San Raffaele Diabetes Research Institute, via Olgettina 58, 20132 Milan, Italy.
Semin Immunol. 2011 Jun;23(3):182-94. doi: 10.1016/j.smim.2011.07.007. Epub 2011 Aug 9.
In type 1 diabetes (T1D), insulin-producing pancreatic β-cells are attacked and destroyed by the immune system. Although man-made insulin is life-saving, it is not a cure and it cannot prevent long-term complications. In addition, most T1D patients would do almost anything to achieve release from the burden of daily glucose monitoring and insulin injection. Despite the formation of very large and promising clinical trials, a means to prevent/cure T1D in humans remains elusive. This has led to an increasing interest in the possibility of using T cells with regulatory properties (Treg cells) as a biological therapy to preserve and restore tolerance to self-antigens. In the present review we will attempt to consolidate learning from the past and to describe what we now believe could in the future become a successful Treg-cell based immune intervention in T1D.
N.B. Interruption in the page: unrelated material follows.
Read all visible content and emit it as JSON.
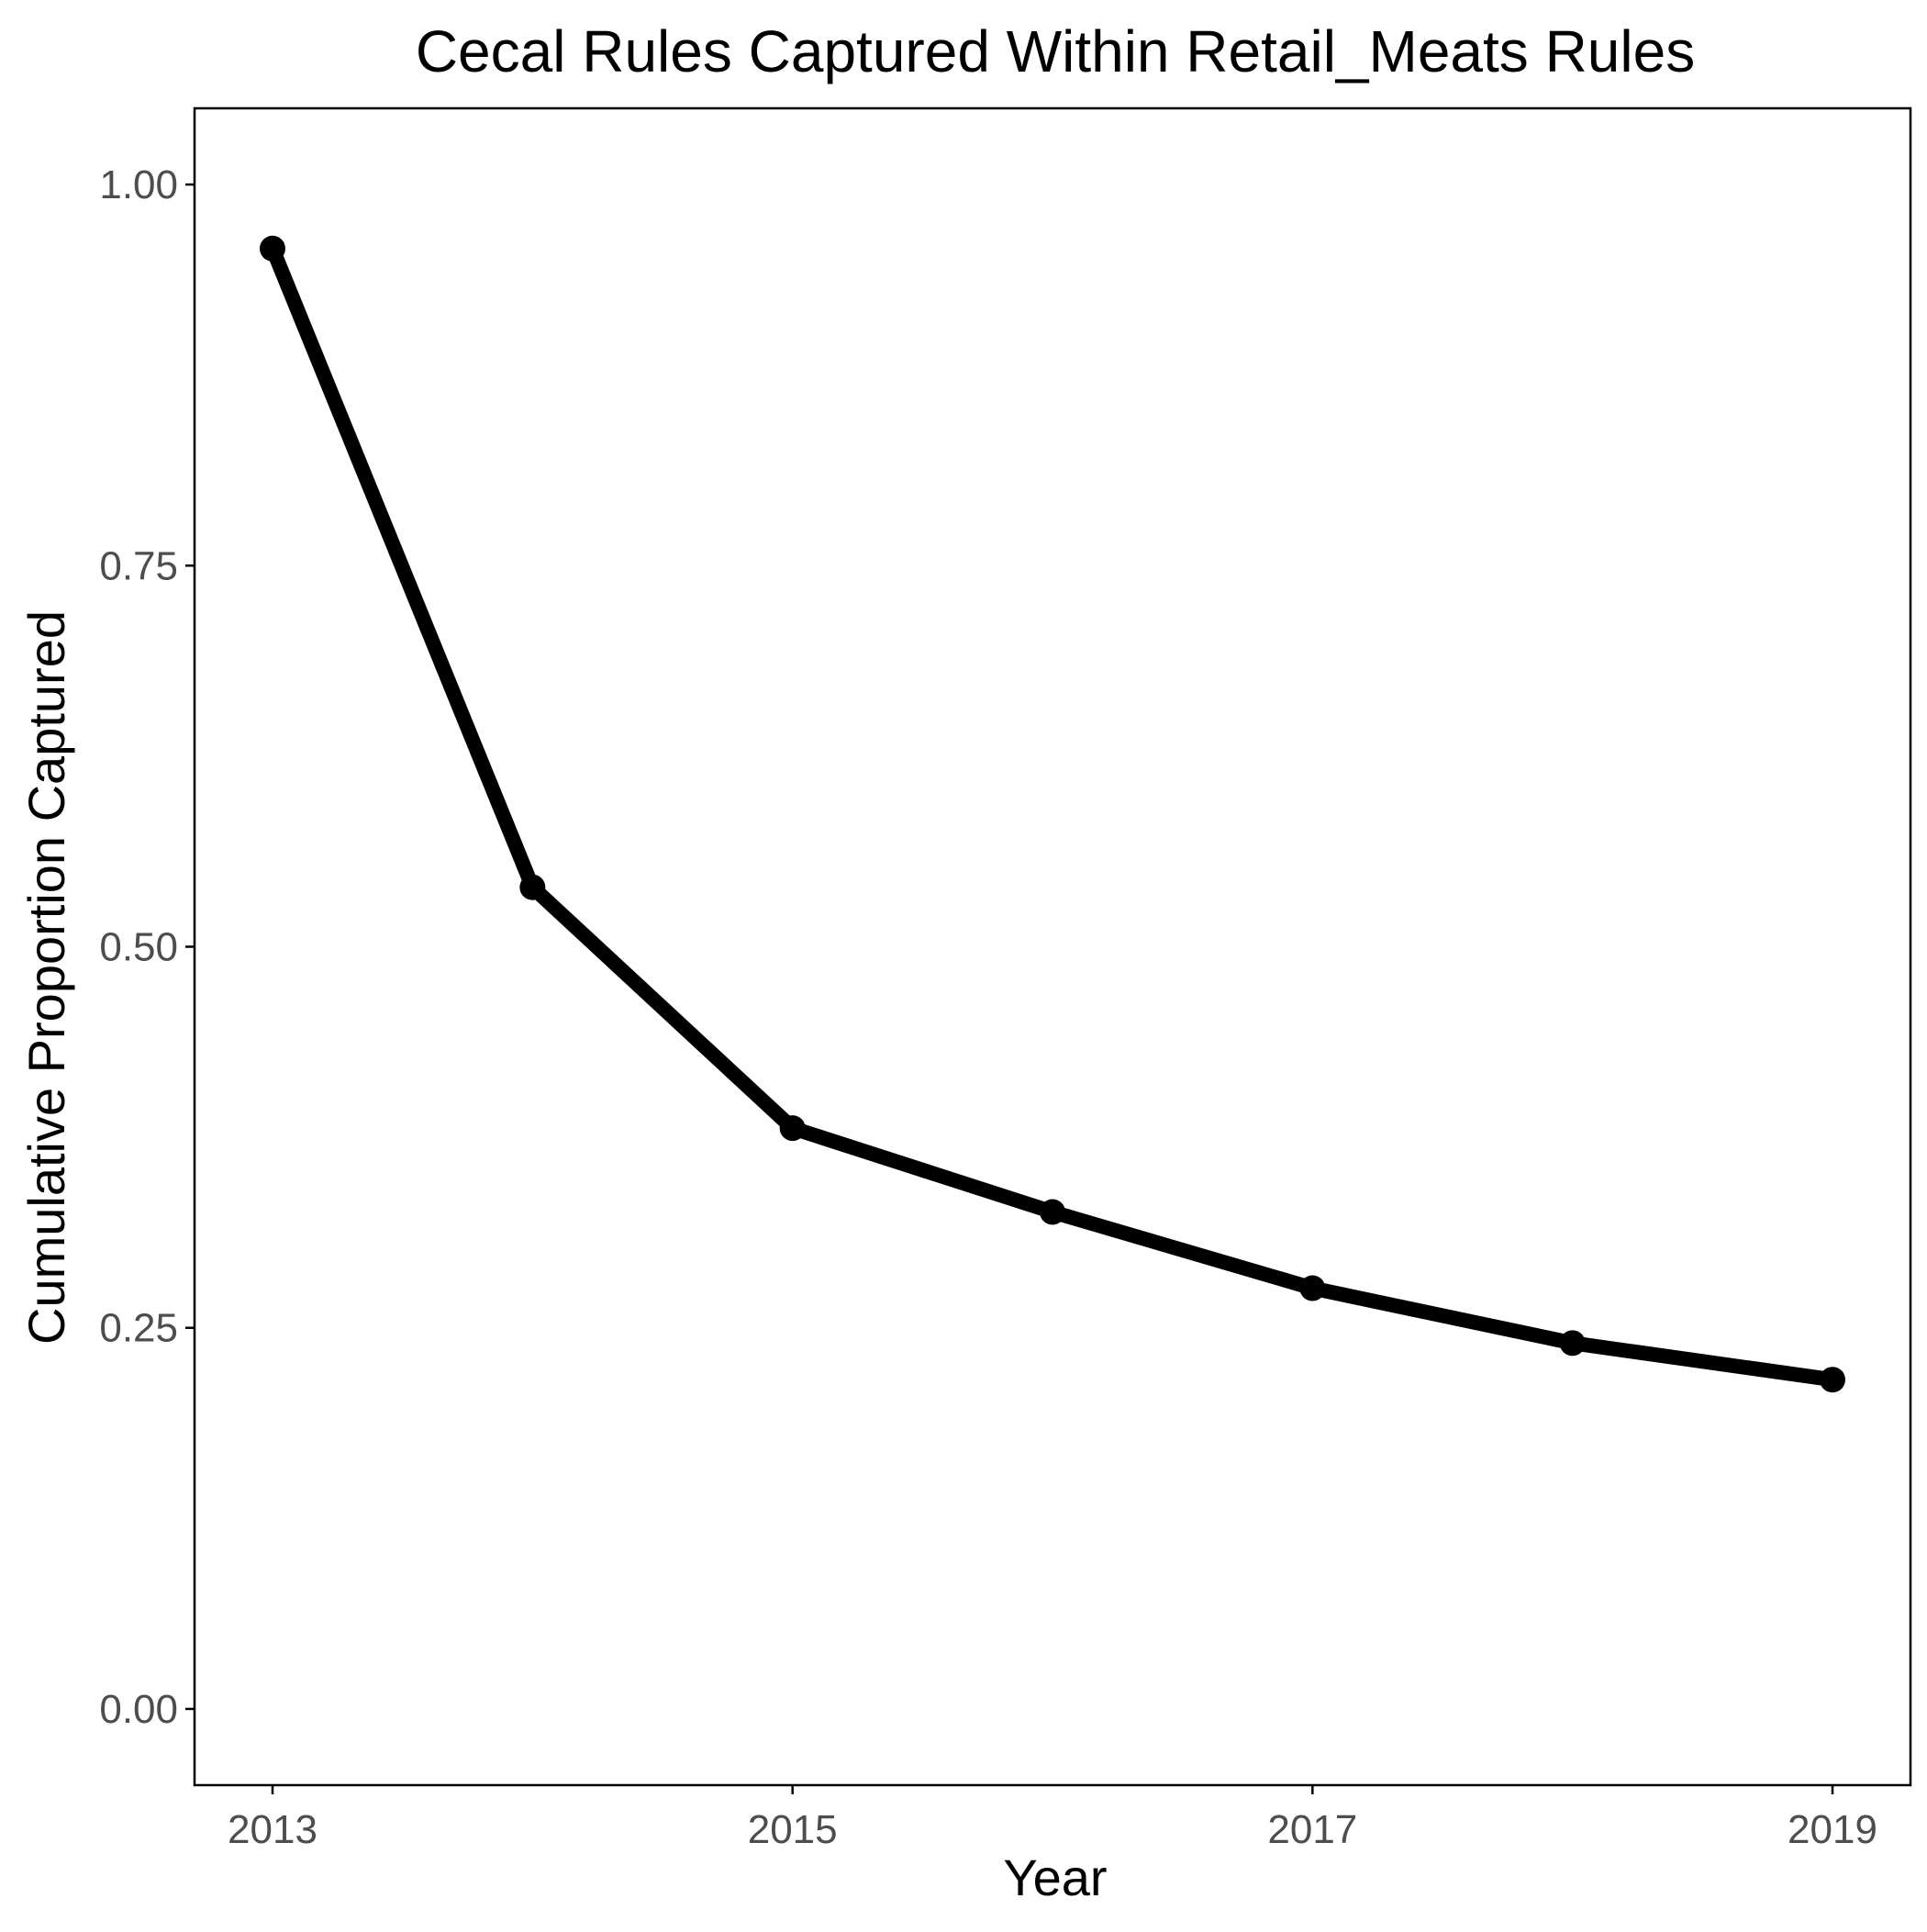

在 1 型糖尿病(T1D)中,产生胰岛素的胰腺β细胞被免疫系统攻击和破坏。尽管人工胰岛素是救命的,但它不能治愈疾病,也不能预防长期并发症。此外,大多数 T1D 患者几乎愿意做任何事情来摆脱日常血糖监测和胰岛素注射的负担。尽管已经形成了非常大且有前途的临床试验,但仍难以找到预防/治愈人类 T1D 的方法。这导致人们越来越关注具有调节特性的 T 细胞(Treg 细胞)作为一种生物疗法的可能性,以维持和恢复对自身抗原的耐受性。在本综述中,我们将尝试总结过去的经验,并描述我们现在认为未来可能成为 T1D 中基于 Treg 细胞的免疫干预的成功方法。